Despite a forensic look at neonatal care and an impressive array of statistics, I came away none the wiser after each side had had their say. For some, Letby is the UK’s most prolific modern killer of children and her life sentence isn’t long enough; for others, she’s a victim of a miscarriage of justice. She has one outstanding bid for appeal with the Criminal Cases Review Commission, but don’t expect this to bring resolution, or peace for anyone involved. Retired paediatrician Dewi Evans, who served as the prosecution’s expert witness, calls the verdict “absolutely safe”. How can others be so sure of the opposite, he is asked. “That’s a question for them.” Or for another documentary in a month’s time.
It has been an instructive coincidence that this month also sees The Twisted Tale of Amanda Knox come to screen via Disney+. Knox was wrongly convicted in 2009 of the murder of her housemate Meredith Kercher in the Umbrian city of Perugia and, along with her Italian boyfriend, Raffaele Sollecito, spent four years in jail. From the day of the crime, the world’s press jumped at the prospect of a friendship betrayed, of alleged sex games gone wrong, and “Foxy Knoxy” was created.
If critics complained at the time about all the attention showered on Knox rather than the fate suffered by Kercher, they won’t be happy now. No coin in Disney’s deep coffers has been spared on this richly drawn eight-part series, depicting exactly how Knox ended up where she did.

Unsurprisingly, for a production with the real Knox on board as executive producer and creative partner, it’s a sympathetic portrait, reminding us how she appeared to Italian investigators and the world’s press: a self-absorbed young woman, kissing her boyfriend outside the house where her friend’s body still lay. That scene is given fresh context here, revealing Knox numb with shock, Sollecito trying to comfort her, the frowning police looking on all the while.
If Knox realised too late that the self-assuredness that had always served her was to be her undoing – “Lawyers? I don’t need lawyers” – it doesn’t take a huge empathetic leap to imagine being in police cross-hairs in a foreign country, going without sleep, understanding one word in five of questions asked in an alien tongue, struggling to convey that “See you later” doesn’t literally mean “See you later”. The drama’s strength is in its detail, painstakingly reconstructing how Knox ended up in her dire situation, describing herself with understatement as “multi confusione”, leaving you wanting to shout, “Get a lawyer!”
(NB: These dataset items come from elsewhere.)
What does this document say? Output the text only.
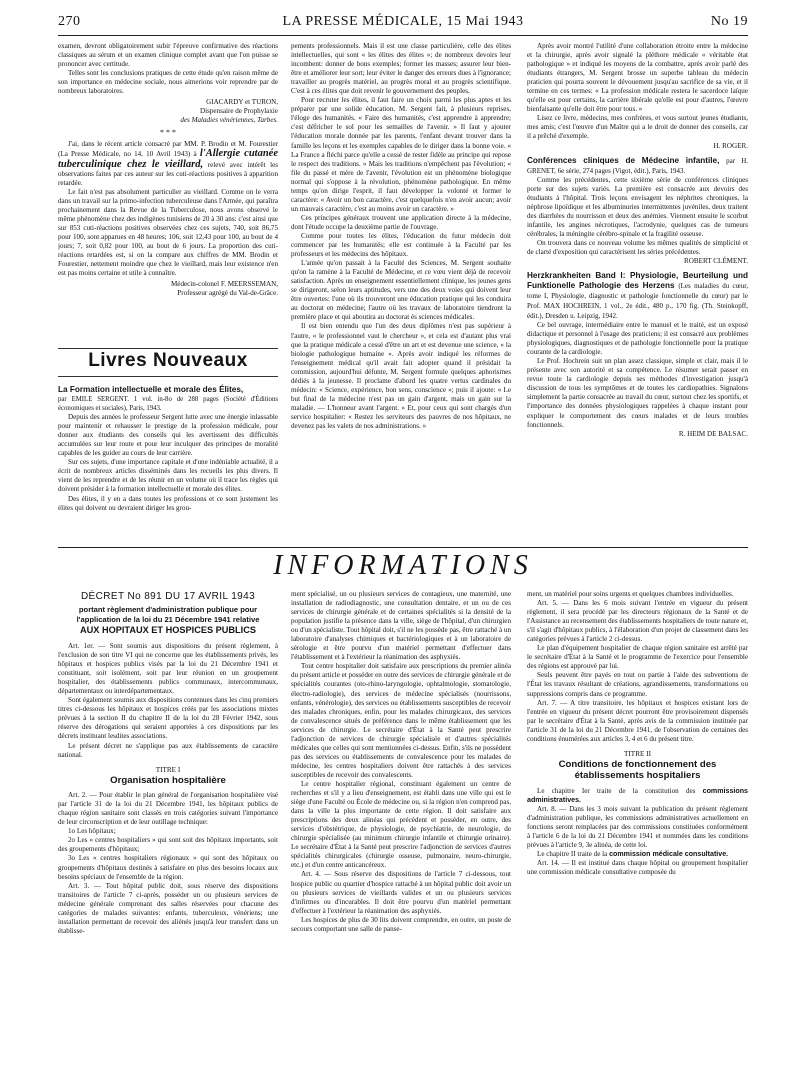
270	LA PRESSE MÉDICALE, 15 Mai 1943	No 19

examen, devront obligatoirement subir l'épreuve confirmative des réactions classiques au sérum et un examen clinique complet avant que l'on puisse se prononcer avec certitude.

Telles sont les conclusions pratiques de cette étude qu'en raison même de son importance en médecine sociale, nous aimerions voir reprendre par de nombreux laboratoires.

GIACARDY et TURON,
Dispensaire de Prophylaxie
des Maladies vénériennes, Tarbes.

* * *

J'ai, dans le récent article consacré par MM. P. Brodin et M. Fourestier (La Presse Médicale, no 14, 10 Avril 1943) à l'Allergie cutanée tuberculinique chez le vieillard, relevé avec intérêt les observations faites par ces auteur sur les cuti-réactions positives à apparition retardée.

Le fait n'est pas absolument particulier au vieillard. Comme on le verra dans un travail sur la primo-infection tuberculeuse dans l'Armée, qui paraîtra prochainement dans la Revue de la Tuberculose, nous avons observé le même phénomène chez des indigènes tunisiens de 20 à 30 ans: c'est ainsi que sur 853 cuti-réactions positives observées chez ces sujets, 740, soit 86,75 pour 100, sont apparues en 48 heures; 106, soit 12,43 pour 100, au bout de 4 jours; 7, soit 0,82 pour 100, au bout de 6 jours. La proportion des cuti-réactions retardées est, si on la compare aux chiffres de MM. Brodin et Fourestier, nettement moindre que chez le vieillard, mais leur existence n'en est pas moins certaine et utile à connaître.

Médecin-colonel F. MEERSSEMAN,
Professeur agrégé du Val-de-Grâce.

Livres Nouveaux

La Formation intellectuelle et morale des Élites,

par EMILE SERGENT. 1 vol. in-8o de 288 pages (Société d'Éditions économiques et sociales), Paris, 1943.

Depuis des années le professeur Sergent lutte avec une énergie inlassable pour maintenir et rehausser le prestige de la profession médicale, pour donner aux étudiants des conseils qui les avertissent des difficultés accumulées sur leur route et pour leur inculquer des principes de moralité capables de les guider au cours de leur carrière.

Sur ces sujets, d'une importance capitale et d'une indéniable actualité, il a écrit de nombreux articles disséminés dans les recueils les plus divers. Il vient de les reprendre et de les réunir en un volume où il trace les règles qui doivent présider à la formation intellectuelle et morale des élites.

Des élites, il y en a dans toutes les professions et ce sont justement les élites qui doivent ou devraient diriger les grou-

pements professionnels. Mais il est une classe particulière, celle des élites intellectuelles, qui sont « les élites des élites »; de nombreux devoirs leur incombent: donner de bons exemples; former les masses; assurer leur bien-être et améliorer leur sort; leur éviter le danger des erreurs dues à l'ignorance; travailler au progrès matériel, au progrès moral et au progrès scientifique. C'est à ces élites que doit revenir le gouvernement des peuples.

Pour recruter les élites, il faut faire un choix parmi les plus aptes et les préparer par une solide éducation. M. Sergent fait, à plusieurs reprises, l'éloge des humanités. « Faire des humanités, c'est apprendre à apprendre; c'est défricher le sol pour les semailles de l'avenir. » Il faut y ajouter l'éducation morale donnée par les parents, l'enfant devant trouver dans la famille les leçons et les exemples capables de le diriger dans la bonne voie. « La France a fléchi parce qu'elle a cessé de rester fidèle au principe qui repose le respect des traditions. » Mais les traditions n'empêchent pas l'évolution; « file du passé et mère de l'avenir, l'évolution est un phénomène biologique normal qui s'oppose à la révolution, phénomène pathologique. En même temps qu'on dirige l'esprit, il faut développer la volonté et former le caractère: « Avoir un bon caractère, c'est quelquefois n'en avoir aucun; avoir un mauvais caractère, c'est au moins avoir un caractère. »

Ces principes généraux trouvent une application directe à la médecine, dont l'étude occupe la deuxième partie de l'ouvrage.

Comme pour toutes les élites, l'éducation du futur médecin doit commencer par les humanités; elle est continuée à la Faculté par les professeurs et les médecins des hôpitaux.

L'année qu'on passait à la Faculté des Sciences, M. Sergent souhaite qu'on la ramène à la Faculté de Médecine, et ce vœu vient déjà de recevoir satisfaction. Après un enseignement essentiellement clinique, les jeunes gens se dirigeront, selon leurs aptitudes, vers une des deux voies qui doivent leur être ouvertes: l'une où ils trouveront une éducation pratique qui les conduira au doctorat en médecine; l'autre où les travaux de laboratoire tiendront la première place et qui aboutira au doctorat ès sciences médicales.

Il est bien entendu que l'un des deux diplômes n'est pas supérieur à l'autre, « le professionnel vaut le chercheur », et cela est d'autant plus vrai que la pratique médicale a cessé d'être un art et est devenue une science, « la biologie pathologique humaine ». Après avoir indiqué les réformes de l'enseignement médical qu'il avait fait adopter quand il présidait la commission, aujourd'hui défunte, M. Sergent formule quelques aphorismes dédiés à la jeunesse. Il proclame d'abord les quatre vertus cardinales du médecin: « Science, expérience, bon sens, conscience »; puis il ajoute: « Le but final de la médecine n'est pas un gain d'argent, mais un gain sur la maladie. — L'honneur avant l'argent. » Et, pour ceux qui sont chargés d'un service hospitalier: « Restez les serviteurs des pauvres de nos hôpitaux, ne devenez pas les valets de nos administrations. »

Après avoir montré l'utilité d'une collaboration étroite entre la médecine et la chirurgie, après avoir signalé la pléthore médicale « véritable état pathologique » et indiqué les moyens de la combattre, après avoir parlé des étudiants étrangers, M. Sergent brosse un superbe tableau du médecin praticien qui pourra souvent le dévouement jusqu'au sacrifice de sa vie, et il termine en ces termes: « La profession médicale restera le sacerdoce laïque qu'elle est pour certains, la carrière libérale qu'elle est pour d'autres, l'œuvre bienfaisante qu'elle doit être pour tous. »

Lisez ce livre, médecins, mes confrères, et vous surtout jeunes étudiants, mes amis; c'est l'œuvre d'un Maître qui a le droit de donner des conseils, car il a prêché d'exemple.

H. ROGER.

Conférences cliniques de Médecine infantile, par H. GRENET, 6e série, 274 pages (Vigot, édit.), Paris, 1943.

Comme les précédentes, cette sixième série de conférences cliniques porte sur des sujets variés. La première est consacrée aux devoirs des étudiants à l'hôpital. Trois leçons envisagent les néphrites chroniques, la néphrose lipoïdique et les albuminuries intermittentes juvéniles, deux traitent des diarrhées du nourrisson et deux des anémies. Viennent ensuite le scorbut infantile, les angines nécrotiques, l'acrodynie, quelques cas de tumeurs cérébrales, la méningite cérébro-spinale et la fragilité osseuse.

On trouvera dans ce nouveau volume les mêmes qualités de simplicité et de clarté d'exposition qui caractérisent les séries précédentes.

ROBERT CLÉMENT.

Herzkrankheiten Band I: Physiologie, Beurteilung und Funktionelle Pathologie des Herzens (Les maladies du cœur, tome I, Physiologie, diagnostic et pathologie fonctionnelle du cœur) par le Prof. MAX HOCHREIN, 1 vol., 2e édit., 480 p., 170 fig. (Th. Steinkopff, édit.), Dresden u. Leipzig, 1942.

Ce bel ouvrage, intermédiaire entre le manuel et le traité, est un exposé didactique et personnel à l'usage des praticiens; il est consacré aux problèmes physiologiques, diagnostiques et de pathologie fonctionnelle pour la pratique courante de la cardiologie.

Le Prof. Hochrein suit un plan assez classique, simple et clair, mais il le présente avec son autorité et sa compétence. Le résumer serait passer en revue toute la cardiologie depuis ses méthodes d'investigation jusqu'à discussion de tous les symptômes et de toutes les cardiopathies. Signalons simplement la partie consacrée au travail du cœur, surtout chez les sportifs, et l'importance des données physiologiques rappelées à chaque instant pour expliquer le comportement des cœurs malades et de leurs troubles fonctionnels.

R. HEIM DE BALSAC.

INFORMATIONS

DÉCRET No 891 DU 17 AVRIL 1943

portant règlement d'administration publique pour l'application de la loi du 21 Décembre 1941 relative

AUX HOPITAUX ET HOSPICES PUBLICS

Art. 1er. — Sont soumis aux dispositions du présent règlement, à l'exclusion de son titre VI qui ne concerne que les établissements privés, les hôpitaux et hospices publics visés par la loi du 21 Décembre 1941 et constituant, soit isolément, soit par leur réunion en un groupement hospitalier, des établissements publics communaux, intercommunaux, départementaux ou interdépartementaux.

Sont également soumis aux dispositions contenues dans les cinq premiers titres ci-dessous les hôpitaux et hospices créés par les associations mixtes prévues à la section II du chapitre II de la loi du 28 Février 1942, sous réserve des dérogations qui seraient apportées à ces dispositions par les décrets instituant lesdites associations.

Le présent décret ne s'applique pas aux établissements de caractère national.

TITRE I

Organisation hospitalière

Art. 2. — Pour établir le plan général de l'organisation hospitalière visé par l'article 31 de la loi du 21 Décembre 1941, les hôpitaux publics de chaque région sanitaire sont classés en trois catégories suivant l'importance de leur circonscription et de leur outillage technique:

1o Les hôpitaux;

2o Les « centres hospitaliers » qui sont soit des hôpitaux importants, soit des groupements d'hôpitaux;

3o Les « centres hospitaliers régionaux » qui sont des hôpitaux ou groupements d'hôpitaux destinés à satisfaire en plus des besoins locaux aux besoins spéciaux de l'ensemble de la région.

Art. 3. — Tout hôpital public doit, sous réserve des dispositions transitoires de l'article 7 ci-après, posséder un ou plusieurs services de médecine générale comprenant des salles réservées pour chacune des catégories de malades suivantes: enfants, tuberculeux, vénériens; une installation permettant de recevoir des aliénés jusqu'à leur transfert dans un établisse-

ment spécialisé, un ou plusieurs services de contagieux, une maternité, une installation de radiodiagnostic, une consultation dentaire, et un ou de ces services de chirurgie générale et de certaines spécialités si la densité de la population justifie la présence dans la ville, siège de l'hôpital, d'un chirurgien ou d'un spécialiste. Tout hôpital doit, s'il ne les possède pas, être rattaché à un laboratoire d'analyses chimiques et bactériologiques et à un laboratoire de sérologie et être pourvu d'un matériel permettant d'effectuer dans l'établissement et à l'extérieur la réanimation des asphyxiés.

Tout centre hospitalier doit satisfaire aux prescriptions du premier alinéa du présent article et posséder en outre des services de chirurgie générale et de spécialités courantes (oto-rhino-laryngologie, ophtalmologie, stomatologie, électro-radiologie), des services de médecine spécialisés (nourrissons, enfants, vénérologie), des services ou établissements susceptibles de recevoir des malades chroniques, enfin, pour les malades chirurgicaux, des services de convalescence situés de préférence dans le même établissement que les services de chirurgie. Le secrétaire d'État à la Santé peut prescrire l'adjonction de services de chirurgie spécialisée et d'autres spécialités médicales que celles qui sont mentionnées ci-dessus. Enfin, s'ils ne possèdent pas des services ou établissements de convalescence pour les malades de médecine, les centres hospitaliers doivent être rattachés à des services susceptibles de recevoir des convalescents.

Le centre hospitalier régional, constituant également un centre de recherches et s'il y a lieu d'enseignement, est établi dans une ville qui est le siège d'une Faculté ou École de médecine ou, si la région n'en comprend pas, dans la ville la plus importante de cette région. Il doit satisfaire aux prescriptions des deux alinéas qui précèdent et posséder, en outre, des services d'obstétrique, de physiologie, de psychiatrie, de neurologie, de chirurgie spécialisée (au minimum chirurgie infantile et chirurgie urinaire). Le secrétaire d'État à la Santé peut prescrire l'adjonction de services d'autres spécialités chirurgicales (chirurgie osseuse, pulmonaire, neuro-chirurgie, etc.) et d'un centre anticancéreux.

Art. 4. — Sous réserve des dispositions de l'article 7 ci-dessous, tout hospice public ou quartier d'hospice rattaché à un hôpital public doit avoir un ou plusieurs services de vieillards valides et un ou plusieurs services d'infirmes ou d'incurables. Il doit être pourvu d'un matériel permettant d'effectuer à l'extérieur la réanimation des asphyxiés.

Les hospices de plus de 30 lits doivent comprendre, en outre, un poste de secours comportant une salle de panse-

ment, un matériel pour soins urgents et quelques chambres individuelles.

Art. 5. — Dans les 6 mois suivant l'entrée en vigueur du présent règlement, il sera procédé par les directeurs régionaux de la Santé et de l'Assistance au recensement des établissements hospitaliers de toute nature et, s'il s'agit d'hôpitaux publics, à l'élaboration d'un projet de classement dans les catégories prévues à l'article 2 ci-dessus.

Le plan d'équipement hospitalier de chaque région sanitaire est arrêté par le secrétaire d'État à la Santé et le programme de l'exercice pour l'ensemble des régions est approuvé par lui.

Seuls peuvent être payés en tout ou partie à l'aide des subventions de l'État les travaux résultant de créations, agrandissements, transformations ou suppressions compris dans ce programme.

Art. 7. — A titre transitoire, les hôpitaux et hospices existant lors de l'entrée en vigueur du présent décret pourront être provisoirement dispensés par le secrétaire d'État à la Santé, après avis de la commission instituée par l'article 31 de la loi du 21 Décembre 1941, de l'observation de certaines des conditions énumérées aux articles 3, 4 et 6 du présent titre.

TITRE II

Conditions de fonctionnement des établissements hospitaliers

Le chapitre Ier traite de la constitution des commissions administratives.

Art. 8. — Dans les 3 mois suivant la publication du présent règlement d'administration publique, les commissions administratives actuellement en fonctions seront remplacées par des commissions constituées conformément à l'article 6 de la loi du 21 Décembre 1941 et nommées dans les conditions prévues à l'article 9, 3e alinéa, de cette loi.

Le chapitre II traite de la commission médicale consultative.

Art. 14. — Il est institué dans chaque hôpital ou groupement hospitalier une commission médicale consultative composée du
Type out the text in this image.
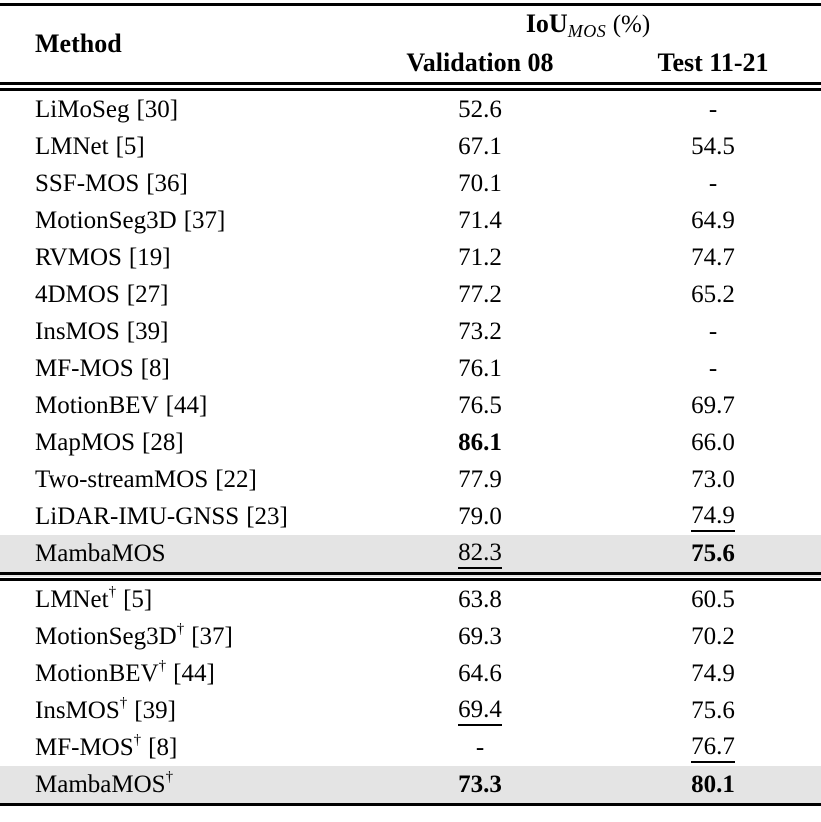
Method	IoU$_{MOS}$ (%)	
	Validation 08	Test 11-21
LiMoSeg [30]	52.6	-
LMNet [5]	67.1	54.5
SSF-MOS [36]	70.1	-
MotionSeg3D [37]	71.4	64.9
RVMOS [19]	71.2	74.7
4DMOS [27]	77.2	65.2
InsMOS [39]	73.2	-
MF-MOS [8]	76.1	-
MotionBEV [44]	76.5	69.7
MapMOS [28]	86.1	66.0
Two-streamMOS [22]	77.9	73.0
LiDAR-IMU-GNSS [23]	79.0	74.9
MambaMOS	82.3	75.6
LMNet† [5]	63.8	60.5
MotionSeg3D† [37]	69.3	70.2
MotionBEV† [44]	64.6	74.9
InsMOS† [39]	69.4	75.6
MF-MOS† [8]	-	76.7
MambaMOS†	73.3	80.1
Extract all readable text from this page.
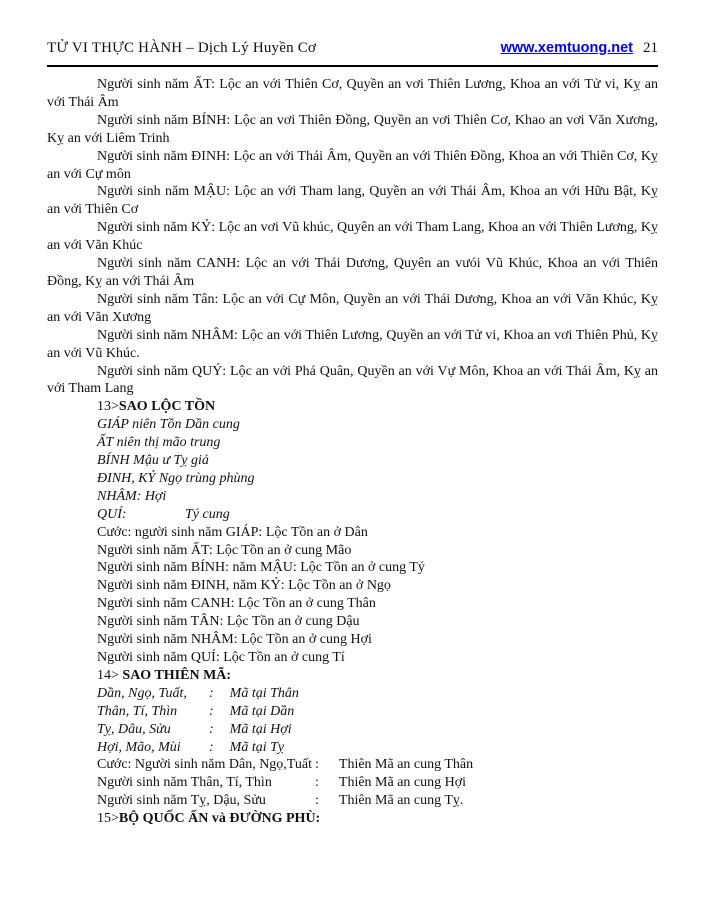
TỬ VI THỰC HÀNH – Dịch Lý Huyền Cơ	www.xemtuong.net 21

Người sinh năm ẤT: Lộc an với Thiên Cơ, Quyền an vơi Thiên Lương, Khoa an với Tử vi, Kỵ an với Thái Âm

Người sinh năm BÍNH: Lộc an vơi Thiên Đồng, Quyền an vơi Thiên Cơ, Khao an vơi Văn Xương, Kỵ an với Liêm Trinh

Người sinh năm ĐINH: Lộc an với Thái Âm, Quyền an với Thiên Đồng, Khoa an với Thiên Cơ, Kỵ an với Cự môn

Người sinh năm MẬU: Lộc an với Tham lang, Quyền an với Thái Âm, Khoa an với Hữu Bật, Kỵ an với Thiên Cơ

Người sinh năm KỶ: Lộc an vơi Vũ khúc, Quyên an với Tham Lang, Khoa an với Thiên Lương, Kỵ an với Văn Khúc

Người sinh năm CANH: Lộc an với Thái Dương, Quyên an vưói Vũ Khúc, Khoa an với Thiên Đồng, Kỵ an với Thái Âm

Người sinh năm Tân: Lộc an với Cự Môn, Quyền an với Thái Dương, Khoa an với Văn Khúc, Kỵ an với Văn Xương

Người sinh năm NHÂM: Lộc an với Thiên Lương, Quyền an với Tử vi, Khoa an vơi Thiên Phủ, Kỵ an với Vũ Khúc.

Người sinh năm QUÝ: Lộc an với Phá Quân, Quyền an với Vự Môn, Khoa an với Thái Âm, Kỵ an với Tham Lang

13>SAO LỘC TỒN
GIÁP niên Tồn Dần cung
ẤT niên thị mão trung
BÍNH Mậu ư Tỵ giả
ĐINH, KỶ Ngọ trùng phùng
NHÂM: Hợi
QUÍ:	Tý cung
Cước: người sinh năm GIÁP: Lộc Tồn an ở Dân
Người sinh năm ẤT: Lộc Tồn an ở cung Mão
Người sinh năm BÍNH: năm MẬU: Lộc Tồn an ở cung Tý
Người sinh năm ĐINH, năm KỶ: Lộc Tồn an ở Ngọ
Người sinh năm CANH: Lộc Tồn an ở cung Thân
Người sinh năm TÂN: Lộc Tồn an ở cung Dậu
Người sinh năm NHÂM: Lộc Tồn an ở cung Hợi
Người sinh năm QUÍ: Lộc Tồn an ở cung Tí
14> SAO THIÊN MÃ:
Dần, Ngọ, Tuất,	: Mã tại Thân
Thân, Tí, Thìn	: Mã tại Dần
Tỵ, Dâu, Sửu	: Mã tại Hợi
Hợi, Mão, Mùi	: Mã tại Tỵ
Cước: Người sinh năm Dân, Ngọ,Tuất : Thiên Mã an cung Thân
Người sinh năm Thân, Tí, Thìn	: Thiên Mã an cung Hợi
Người sinh năm Tỵ, Dậu, Sửu	: Thiên Mã an cung Tỵ.
15>BỘ QUỐC ẤN và ĐƯỜNG PHÙ:
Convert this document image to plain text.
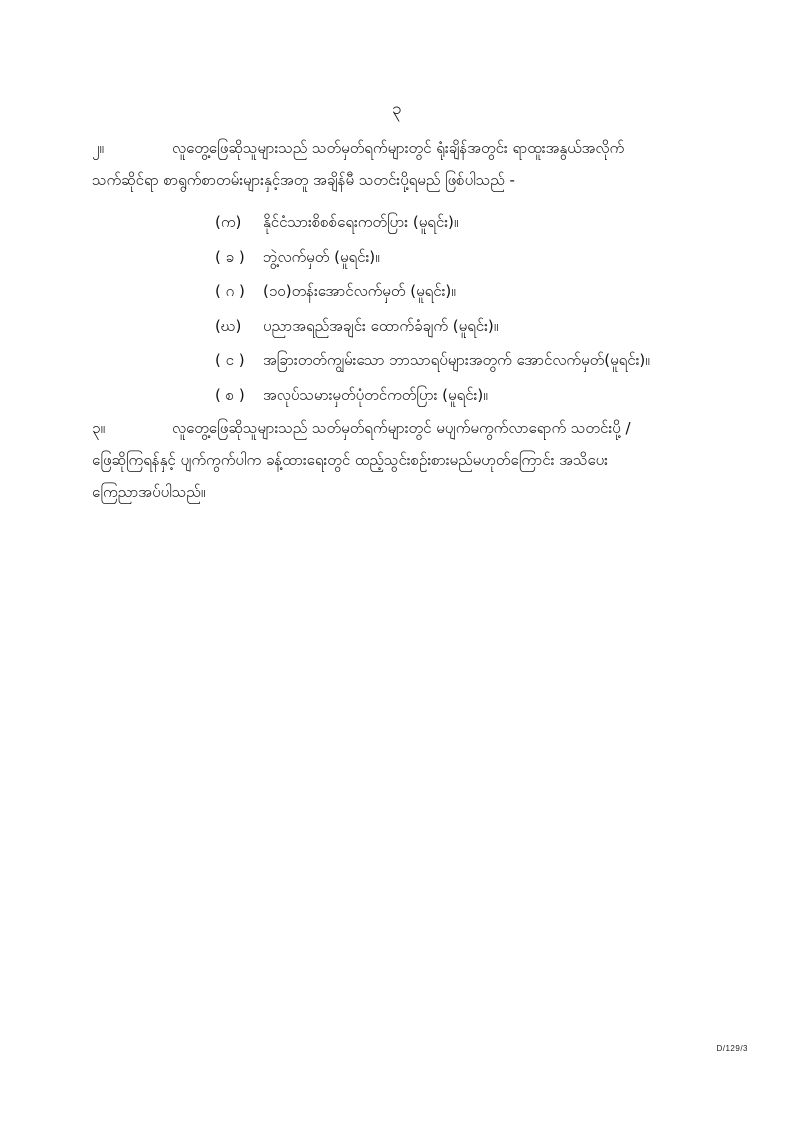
၃
၂။	လူတွေ့ဖြေဆိုသူများသည် သတ်မှတ်ရက်များတွင် ရုံးချိန်အတွင်း ရာထူးအနွယ်အလိုက်
သက်ဆိုင်ရာ စာရွက်စာတမ်းများနှင့်အတူ အချိန်မီ သတင်းပို့ရမည် ဖြစ်ပါသည် -
(က) နိုင်ငံသားစိစစ်ရေးကတ်ပြား (မူရင်း)။
( ခ ) ဘွဲ့လက်မှတ် (မူရင်း)။
( ဂ ) (၁၀)တန်းအောင်လက်မှတ် (မူရင်း)။
(ဃ) ပညာအရည်အချင်း ထောက်ခံချက် (မူရင်း)။
( င ) အခြားတတ်ကျွမ်းသော ဘာသာရပ်များအတွက် အောင်လက်မှတ်(မူရင်း)။
( စ ) အလုပ်သမားမှတ်ပုံတင်ကတ်ပြား (မူရင်း)။
၃။	လူတွေ့ဖြေဆိုသူများသည် သတ်မှတ်ရက်များတွင် မပျက်မကွက်လာရောက် သတင်းပို့ /
ဖြေဆိုကြရန်နှင့် ပျက်ကွက်ပါက ခန့်ထားရေးတွင် ထည့်သွင်းစဥ်းစားမည်မဟုတ်ကြောင်း အသိပေး
ကြေညာအပ်ပါသည်။
D/129/3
It used to be that the victors got to narrate history, now it’s those telegenic or interesting enough to attract a film or TV crew. Knox isn’t the first to have her wrong, and its belated righting, brought to screen. Disparate figures, from Lindy “a dingo stole my baby” Chamberlain to the Guildford Four, have seen their stories told. (Less tragic, but equally notorious, is Monica Lewinsky, who is an exec producer on Disney’s Knox saga.) Why do they need it? Isn’t freedom enough? Who cares what strangers think?
The answer: long before “cancellation” was a thing (whereby nobody actually gets cancelled, they just hole up on another platform), these people were wronged not just by circumstance, but in the court of public opinion. Reaching big audiences is the only way to reverse that, and secure vindication – even as we remember that, for many of those involved in these stories, the suffering continues long after any credits roll.